Ah, in case you're wondering, the solution to the file locking problem is to create a blank bitmap with the same dimentions of the original, draw the file based bitmap into it, dispose of the file based bitmap, thus releasing the lock, and using the copy you made from then on. Nothing but a waste of CPU cycles.

The solution to the Access Violation error is to keep the source bitmap available at all times until you dispose of the GDI+ bitmap, at which time you can safely destroy the source bitmap as well. Nothing but a waste of memory.

And talking about waste, these two problems made me waste a lot of my time - I can only hope I never run into one of the Microsoft GDI+ developers, it won't be pleasent for him. :wink:

Anyway, getting back on track: type 3 bugs are, well, un-fixable. See, it's not really a problem with the application per se. It's something external, and it can be anything from your video driver to DLL hell (where you have mismatched versions of Dynamic Link Libraries on your system). Unfortunately it's very hard to explain to a user that it is a problem with his machine and not with the application itself - he will only understand that when you finaly talk him into trying the application on a friend's machine and he realizes that it doesn't happen there. Nor on his machine at work.

Gdiplus · **Joined:** Sat Mar 25, 2006 11:37 am **Posts:** 4

I have been bitten by this GDI+ bug and just wasted a few hours debugging my threading code. I looked around but no mention of this "feature" in the MSDN. A bit of googling and I find your article. Anyway just registered to thank you for writing this article

winstep · **Joined:** Thu Feb 26, 2004 8:30 pm **Posts:** 11957

Feel free to let me know if you need more help with GDI+, it has *lots* of quirks! For instance:

GdipCreateBitmapFromFile fails to load True Color (32 bit) icons without an alpha channel and also loses the alpha channel of XP type icons.
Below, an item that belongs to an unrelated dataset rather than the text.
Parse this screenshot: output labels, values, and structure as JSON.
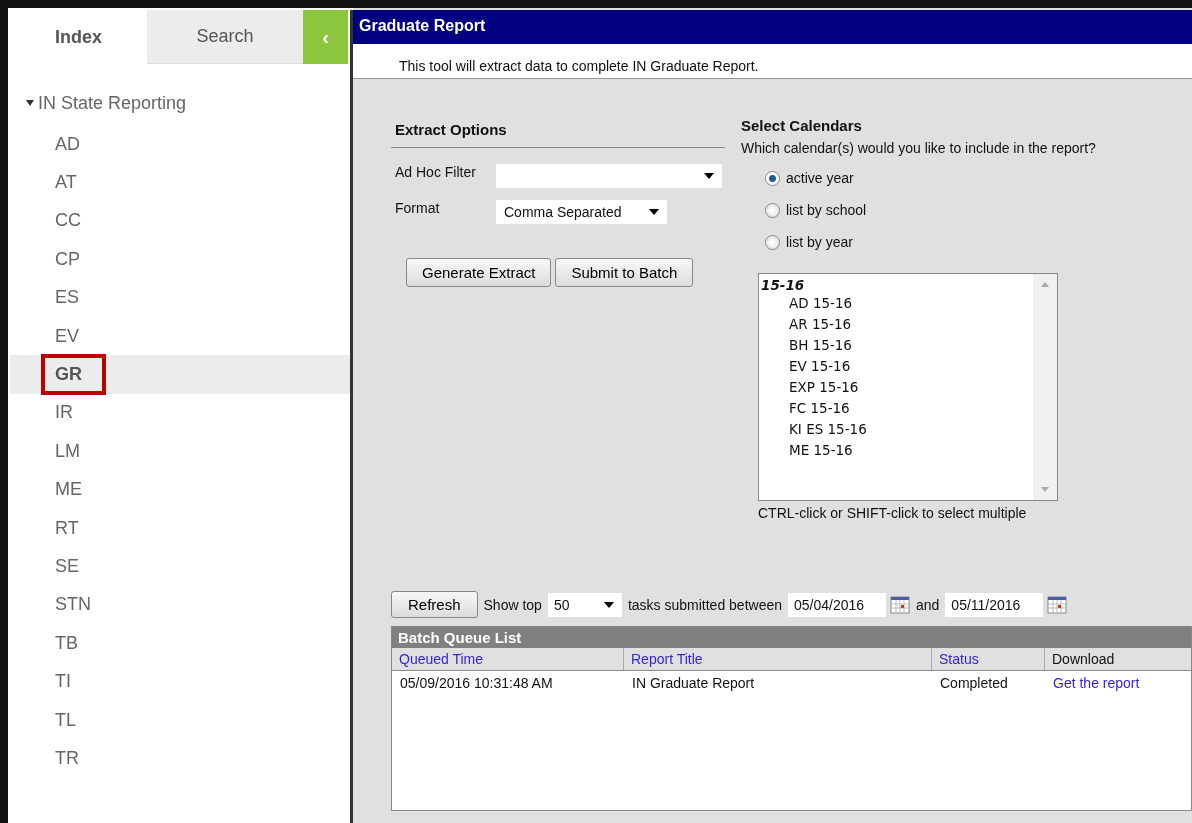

GdipCreateBitmapFromHICON and GdipCreateBitmapFromHBitmap lose the alpha channel of bitmaps and icons.

The solution to the above means a lot of fiddling with DIBs, mixing LoadImage with GDI+, creating GDI+ bitmaps with GdipCreateBitmapFromScan0, you name it. A real PITA.
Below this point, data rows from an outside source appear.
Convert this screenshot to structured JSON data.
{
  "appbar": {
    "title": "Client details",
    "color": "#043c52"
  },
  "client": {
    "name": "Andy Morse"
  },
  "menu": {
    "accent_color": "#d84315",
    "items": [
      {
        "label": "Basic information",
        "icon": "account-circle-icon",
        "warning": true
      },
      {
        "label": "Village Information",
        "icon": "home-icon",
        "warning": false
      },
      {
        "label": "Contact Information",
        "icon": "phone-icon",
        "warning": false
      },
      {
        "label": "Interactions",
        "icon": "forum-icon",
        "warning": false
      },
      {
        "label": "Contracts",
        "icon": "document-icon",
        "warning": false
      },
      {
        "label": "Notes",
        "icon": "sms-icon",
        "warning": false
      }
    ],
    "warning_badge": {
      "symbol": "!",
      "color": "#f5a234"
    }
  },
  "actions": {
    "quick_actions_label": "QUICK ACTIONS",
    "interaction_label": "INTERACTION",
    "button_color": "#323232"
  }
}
Gdiplus · **Joined:** Sat Mar 25, 2006 11:37 am **Posts:** 4

Thank God I only need the most basic features of GDI+ right now. Currently trying to figure out how to do animated GIF's.

I still think GDI+ is an OK library though. With plain GDI I would be totally lost right now.

winstep · **Joined:** Thu Feb 26, 2004 8:30 pm **Posts:** 11957

Well, a buggy GDI+ is better than no GDI+ at all, that's for sure... still, I only wish they had implemented it right. Plus it's a LOT slower than plain old GDI.

The lack of documentation is also appalling. Have you noticed that the quality of information at MSDN has lately been going down hill? No examples, bare bone descriptions... Yuck. For example, implementing layered windows with per pixel alpha is pretty straightforward once you know how... but to get there you have to sweat simply because there is NOT ONE example at MSDN on how to use UpdateLayeredWindow.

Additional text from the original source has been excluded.